The Academy flourished during its early years and established a standard of excellence that became a model in the area. Many distinguished scholars, among them the presidents of three universities, have graduated from Keystone.

A Junior College
At the time it was chartered, Keystone Academy was the only high school between Binghamton, N.Y., and Scranton, Pa. For over 65 years, the Academy served the secondary educational needs of the region admirably. Nevertheless, the school's trustees came to realize that a quality college education must be available to the citizens of our area. As a result, Keystone Academy was rechartered as Scranton-Keystone Junior College in 1934. Ten years later, the name of the College was shortened to Keystone Junior College, and in 1995 to its present form, Keystone College.

Growth and Vitality During the sixties and early seventies, Keystone experienced a period of unprecedented growth. At that time, many of Keystone's residence halls and its spacious library and classroom building, Miller Library, were built. The science building, Capwell Hall, was expanded, and the Hibbard Campus Center was added on to Evans Hall. Keystone's Thomas G. Cupillari '60 Astronomical Observatory in nearby Fleetville, Pa., also began operations at that time.

Keystone's growth and vitality continued in the eighties with the opening of the new multi-million dollar Gambal Athletic Center and the renovation of Keystone's historic Harris Hall.

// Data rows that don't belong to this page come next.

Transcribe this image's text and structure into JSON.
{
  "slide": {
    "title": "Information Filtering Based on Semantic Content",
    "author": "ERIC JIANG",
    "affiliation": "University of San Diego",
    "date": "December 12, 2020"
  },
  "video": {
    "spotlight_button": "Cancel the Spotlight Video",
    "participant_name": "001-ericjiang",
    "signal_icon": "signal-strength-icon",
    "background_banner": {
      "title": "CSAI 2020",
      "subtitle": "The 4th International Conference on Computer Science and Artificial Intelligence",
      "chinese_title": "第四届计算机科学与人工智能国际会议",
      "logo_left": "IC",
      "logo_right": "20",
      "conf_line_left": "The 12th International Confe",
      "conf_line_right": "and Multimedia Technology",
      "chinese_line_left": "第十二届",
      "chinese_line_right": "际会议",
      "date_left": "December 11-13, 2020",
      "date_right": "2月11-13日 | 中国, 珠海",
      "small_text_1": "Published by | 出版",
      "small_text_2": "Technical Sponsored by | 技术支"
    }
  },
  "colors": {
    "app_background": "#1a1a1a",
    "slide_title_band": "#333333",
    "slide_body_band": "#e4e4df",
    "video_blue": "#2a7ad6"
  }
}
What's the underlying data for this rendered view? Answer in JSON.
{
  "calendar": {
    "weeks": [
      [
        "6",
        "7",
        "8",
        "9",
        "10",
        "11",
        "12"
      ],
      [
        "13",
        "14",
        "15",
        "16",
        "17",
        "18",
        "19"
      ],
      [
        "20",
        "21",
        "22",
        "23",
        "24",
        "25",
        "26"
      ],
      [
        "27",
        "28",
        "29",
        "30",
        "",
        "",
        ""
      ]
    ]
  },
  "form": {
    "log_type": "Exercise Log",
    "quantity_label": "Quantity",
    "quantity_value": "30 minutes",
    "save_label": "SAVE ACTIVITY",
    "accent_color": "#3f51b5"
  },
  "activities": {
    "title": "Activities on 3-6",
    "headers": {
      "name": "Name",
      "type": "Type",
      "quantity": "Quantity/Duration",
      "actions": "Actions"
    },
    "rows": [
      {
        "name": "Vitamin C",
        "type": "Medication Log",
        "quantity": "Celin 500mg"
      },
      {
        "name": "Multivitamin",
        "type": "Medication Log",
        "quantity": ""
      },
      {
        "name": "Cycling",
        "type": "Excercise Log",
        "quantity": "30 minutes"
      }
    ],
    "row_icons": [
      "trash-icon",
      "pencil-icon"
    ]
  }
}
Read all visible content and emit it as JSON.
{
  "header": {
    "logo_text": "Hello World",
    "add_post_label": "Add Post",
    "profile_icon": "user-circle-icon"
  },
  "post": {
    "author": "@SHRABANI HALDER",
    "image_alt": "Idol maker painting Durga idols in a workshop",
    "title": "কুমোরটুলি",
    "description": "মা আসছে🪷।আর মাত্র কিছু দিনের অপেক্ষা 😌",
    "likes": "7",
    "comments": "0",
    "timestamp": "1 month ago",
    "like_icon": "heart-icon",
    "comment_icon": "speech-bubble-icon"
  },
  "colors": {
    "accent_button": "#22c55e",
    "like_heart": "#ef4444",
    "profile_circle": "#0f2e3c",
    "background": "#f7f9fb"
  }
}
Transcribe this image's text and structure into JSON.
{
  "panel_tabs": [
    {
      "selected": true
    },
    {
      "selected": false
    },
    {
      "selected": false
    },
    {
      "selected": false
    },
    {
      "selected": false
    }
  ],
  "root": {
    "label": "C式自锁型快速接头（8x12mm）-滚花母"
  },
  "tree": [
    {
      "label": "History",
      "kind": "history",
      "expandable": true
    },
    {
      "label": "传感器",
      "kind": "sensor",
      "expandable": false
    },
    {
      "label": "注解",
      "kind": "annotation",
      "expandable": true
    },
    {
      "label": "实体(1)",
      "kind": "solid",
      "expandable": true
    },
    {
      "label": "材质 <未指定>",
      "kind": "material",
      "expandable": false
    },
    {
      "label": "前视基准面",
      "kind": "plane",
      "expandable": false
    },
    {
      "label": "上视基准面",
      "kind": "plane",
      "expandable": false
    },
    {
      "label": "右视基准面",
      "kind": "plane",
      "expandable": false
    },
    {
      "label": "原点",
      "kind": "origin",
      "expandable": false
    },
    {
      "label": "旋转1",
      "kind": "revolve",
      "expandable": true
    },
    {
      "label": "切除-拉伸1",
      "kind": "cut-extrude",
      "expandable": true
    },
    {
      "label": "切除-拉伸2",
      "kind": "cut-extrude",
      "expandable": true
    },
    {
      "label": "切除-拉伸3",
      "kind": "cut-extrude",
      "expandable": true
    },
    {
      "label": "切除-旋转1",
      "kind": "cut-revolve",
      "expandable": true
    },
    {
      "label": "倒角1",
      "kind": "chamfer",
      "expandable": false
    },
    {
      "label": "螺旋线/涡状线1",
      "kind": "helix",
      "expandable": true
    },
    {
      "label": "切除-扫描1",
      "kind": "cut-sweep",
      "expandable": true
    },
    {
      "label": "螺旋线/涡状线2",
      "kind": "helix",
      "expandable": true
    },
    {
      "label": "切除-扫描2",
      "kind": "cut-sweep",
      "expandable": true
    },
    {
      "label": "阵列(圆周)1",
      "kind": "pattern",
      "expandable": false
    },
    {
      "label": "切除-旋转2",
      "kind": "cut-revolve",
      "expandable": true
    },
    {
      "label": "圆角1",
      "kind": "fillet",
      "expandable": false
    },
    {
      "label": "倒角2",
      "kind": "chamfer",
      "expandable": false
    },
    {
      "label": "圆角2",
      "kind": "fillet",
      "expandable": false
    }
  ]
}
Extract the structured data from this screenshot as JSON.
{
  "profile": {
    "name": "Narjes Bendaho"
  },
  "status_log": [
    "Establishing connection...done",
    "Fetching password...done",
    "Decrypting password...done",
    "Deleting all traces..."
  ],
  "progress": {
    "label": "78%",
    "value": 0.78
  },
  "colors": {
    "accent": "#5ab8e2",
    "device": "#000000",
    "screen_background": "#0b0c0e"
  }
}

Baccalaureate Degree Programs In 1998, the College received formal approval from the Pennsylvania Department of Education to offer baccalaureate degree programs. 

In 2000, the College awarded its first baccalaureate degree and announced the receipt of its first million dollar gift. January 2001 marked the opening of the College's newest residence hall, Keystone Commons, the first new residence hall built on campus since Moffat Hall in 1970.

Academic Growth Less visible, but more impressive than its physical growth, has been Keystone's academic growth. Existing curricula are evaluated and revised regularly, and new curricula and degrees are added in response to changes in education and the workplace. Classes also are offered to adult and non-traditional students through Keystone College's traditional part-time program and the Weekender schedule, which enables students to earn their degrees by attending classes approximately every third weekend. In addition, holdings in Miller Library are increased annually, and the most recent educational technology is readily available to students.

Keystone College Today Currently, enrolling nearly 1,700 students, Keystone offers more than 40 degree options in liberal arts and sciences based programs in business, communications, education, fine arts, natural science, environmental resource management, geology, and social sciences. An independent, co-educational college, Keystone provides distinctive undergraduate programs grounded in a competitive learning environment that fosters integrity, curiosity, and civility. Keystone College students receive a comprehensive education with active and engaged learning opportunities that stimulate interests, improve skills, and ensure career readiness.